I wouldn’t hope for much better from the show’s supporting cast – Michonne’s short statured travelling companion Nat (Matthew August Jeffers) makes a solid impression in spite of being killed off so soon, and the same can be said of Rick’s mentor Okafor (Craig Tate), but somehow more prevalent characters like Thorne (Lesley-Anne Brandt) felt less impactful when the show doesn’t put the work in to make you care about them. Lost‘s Terry O’Quinn makes a few appearances here and there as the series’ big bad, the CRM’s Major General Beale, but his engaging screen presence isn’t enough to save him from the absolutely insane characterisation given to him by the writers – Beale seems like a harsh, but relatively level-headed leader for most of the season, but by the time the finale rolls around, his ultimate plan is revealed to be mercilessly gas-bombing every survivor community except his own, because somehow reducing the world’s post-apocalyptic population even further is the only way to secure humanity’s survival. This utterly retarded stroke of writing not only leaves Beale as a laughing stock of a villain, but delegitimises the CRM as a whole after all the time spent building them up as a threat. Thankfully you aren’t afforded the chance to get too attached to him, as he tends to take a back seat to Jadis as Rick and Michonne’s foremost foe, but unfortunately she too falls victim to drastic character assassination across the course of the series. Although the writers do provide her with a deeper characterisation than many of the other supporting characters, it nevertheless fails to bridge the gap between where she left us in the main series and where we pick up with her now, which was frankly requisite given how far she veers off into full-blown villainy during the season, so after a half-cooked death scene it seems that the writers have unceremoniously closed the book on her character for good.
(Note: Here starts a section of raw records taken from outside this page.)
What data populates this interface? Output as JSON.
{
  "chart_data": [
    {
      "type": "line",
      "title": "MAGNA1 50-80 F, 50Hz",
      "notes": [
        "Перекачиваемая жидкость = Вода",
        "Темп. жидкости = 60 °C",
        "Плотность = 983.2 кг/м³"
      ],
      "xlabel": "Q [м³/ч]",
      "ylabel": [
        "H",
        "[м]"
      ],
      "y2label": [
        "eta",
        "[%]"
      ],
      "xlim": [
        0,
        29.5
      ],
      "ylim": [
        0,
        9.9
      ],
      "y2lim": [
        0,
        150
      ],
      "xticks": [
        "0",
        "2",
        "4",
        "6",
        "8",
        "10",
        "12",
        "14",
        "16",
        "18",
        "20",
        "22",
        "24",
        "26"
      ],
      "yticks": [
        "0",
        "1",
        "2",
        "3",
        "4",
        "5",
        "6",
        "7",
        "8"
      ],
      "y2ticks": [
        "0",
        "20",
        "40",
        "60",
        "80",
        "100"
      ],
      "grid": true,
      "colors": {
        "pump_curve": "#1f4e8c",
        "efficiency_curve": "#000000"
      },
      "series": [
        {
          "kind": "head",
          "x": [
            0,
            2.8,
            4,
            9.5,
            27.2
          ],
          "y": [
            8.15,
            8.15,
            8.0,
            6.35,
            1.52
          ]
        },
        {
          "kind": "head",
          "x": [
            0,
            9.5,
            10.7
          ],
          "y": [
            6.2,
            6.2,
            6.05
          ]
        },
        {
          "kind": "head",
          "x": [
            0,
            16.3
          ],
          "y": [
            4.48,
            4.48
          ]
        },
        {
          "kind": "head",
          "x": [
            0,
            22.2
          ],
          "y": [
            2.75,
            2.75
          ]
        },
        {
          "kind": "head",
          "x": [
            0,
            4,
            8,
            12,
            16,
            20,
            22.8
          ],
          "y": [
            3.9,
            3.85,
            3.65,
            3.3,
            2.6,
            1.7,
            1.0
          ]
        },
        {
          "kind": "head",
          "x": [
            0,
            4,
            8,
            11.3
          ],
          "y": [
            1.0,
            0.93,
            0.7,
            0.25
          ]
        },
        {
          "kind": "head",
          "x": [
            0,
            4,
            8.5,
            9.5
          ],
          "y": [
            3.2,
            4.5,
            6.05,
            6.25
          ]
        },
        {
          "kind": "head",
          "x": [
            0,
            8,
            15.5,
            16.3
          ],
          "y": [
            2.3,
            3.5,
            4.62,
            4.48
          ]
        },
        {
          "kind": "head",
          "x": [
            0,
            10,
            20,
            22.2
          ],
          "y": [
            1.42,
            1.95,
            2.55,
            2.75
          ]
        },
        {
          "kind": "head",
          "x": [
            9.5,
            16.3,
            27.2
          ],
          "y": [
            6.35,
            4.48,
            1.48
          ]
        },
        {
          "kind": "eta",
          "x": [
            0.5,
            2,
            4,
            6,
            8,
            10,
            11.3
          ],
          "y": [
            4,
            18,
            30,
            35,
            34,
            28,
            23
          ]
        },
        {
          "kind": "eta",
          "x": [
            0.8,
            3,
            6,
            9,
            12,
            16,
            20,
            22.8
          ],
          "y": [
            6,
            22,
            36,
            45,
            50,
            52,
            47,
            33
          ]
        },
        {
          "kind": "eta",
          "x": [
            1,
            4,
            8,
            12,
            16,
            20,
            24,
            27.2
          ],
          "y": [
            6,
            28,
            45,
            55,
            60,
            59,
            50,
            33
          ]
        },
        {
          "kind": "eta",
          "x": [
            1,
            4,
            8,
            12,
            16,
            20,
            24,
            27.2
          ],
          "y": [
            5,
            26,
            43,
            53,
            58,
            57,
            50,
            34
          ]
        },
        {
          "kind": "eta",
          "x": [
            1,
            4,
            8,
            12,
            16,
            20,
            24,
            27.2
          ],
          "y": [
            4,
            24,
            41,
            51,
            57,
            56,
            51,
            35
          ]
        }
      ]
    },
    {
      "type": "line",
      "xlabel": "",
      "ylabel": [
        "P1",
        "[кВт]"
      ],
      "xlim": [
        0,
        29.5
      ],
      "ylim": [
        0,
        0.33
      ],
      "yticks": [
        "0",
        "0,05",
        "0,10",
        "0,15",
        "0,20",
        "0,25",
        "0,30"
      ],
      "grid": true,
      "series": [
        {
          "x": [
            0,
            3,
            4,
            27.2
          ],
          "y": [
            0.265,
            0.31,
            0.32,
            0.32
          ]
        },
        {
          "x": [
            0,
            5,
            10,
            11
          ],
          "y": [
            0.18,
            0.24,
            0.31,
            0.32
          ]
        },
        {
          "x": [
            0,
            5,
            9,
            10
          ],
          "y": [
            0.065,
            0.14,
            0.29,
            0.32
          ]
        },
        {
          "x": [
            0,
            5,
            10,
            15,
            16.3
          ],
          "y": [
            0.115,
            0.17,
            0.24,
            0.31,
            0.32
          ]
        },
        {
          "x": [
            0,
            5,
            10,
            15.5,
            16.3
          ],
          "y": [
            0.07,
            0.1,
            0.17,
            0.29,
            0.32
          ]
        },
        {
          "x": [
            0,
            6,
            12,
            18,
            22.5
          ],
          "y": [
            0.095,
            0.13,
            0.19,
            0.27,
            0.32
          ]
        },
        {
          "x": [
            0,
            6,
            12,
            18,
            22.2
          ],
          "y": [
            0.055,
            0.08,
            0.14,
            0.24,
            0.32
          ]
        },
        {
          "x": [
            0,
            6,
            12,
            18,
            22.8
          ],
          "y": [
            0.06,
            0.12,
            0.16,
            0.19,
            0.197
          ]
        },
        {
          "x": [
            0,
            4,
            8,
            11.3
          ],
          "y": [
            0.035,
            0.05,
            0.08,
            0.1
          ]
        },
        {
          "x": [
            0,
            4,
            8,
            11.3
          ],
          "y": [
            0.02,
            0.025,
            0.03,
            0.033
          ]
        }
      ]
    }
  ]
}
With no indication of a second season on the horizon, it seems like the same might be true for Rick and Michonne too, especially considering the effort made to cram in the CRM’s defeat and Rick’s return home into the last few minutes of the finale; giving the series an eye-wateringly rushed and downright terrible ending, but a definitive ending nevertheless. If this is the case, then it’d be a poor place indeed to leave the leading characters after all the work put into their exits from the main show, but I imagine that given the ceaseless march of new Walking Dead spin-offs coming our way, Rick and Michonne will probably pop up somewhere down the road simply by virtue of being a big draw for viewership numbers. Still, there’s no excuse for the way the show has treated the franchise’s most iconic protagonist, and after coming up short on a third spin-off in a row, The Ones Who Live has hardly instilled confidence in me for future endeavours in the Walking Dead franchise. I’m willing to give the upcoming second seasons of Daryl Dixon and Dead City a go – as much as I can imagine they won’t prove to change my mind – but beyond that I severely doubt that The Walking Dead will ever rekindle my interest, and certainly not reclaim the adoration of a general audience. Still, as the saying goes, you make your bed and you lie in it, and when The Ones Who Live took the franchise’s best shot at redemption and wasted it on an overstuffed and unengaging storyline that fails to mask the degradation of the series’ most popular characters, I can’t say I feel very forgiving in my opinion of it. I might not be ready to ditch The Walking Dead again just yet, but if this is the best that the brand can muster up for its flagship protagonist, then there’s no question that the series is long past its prime.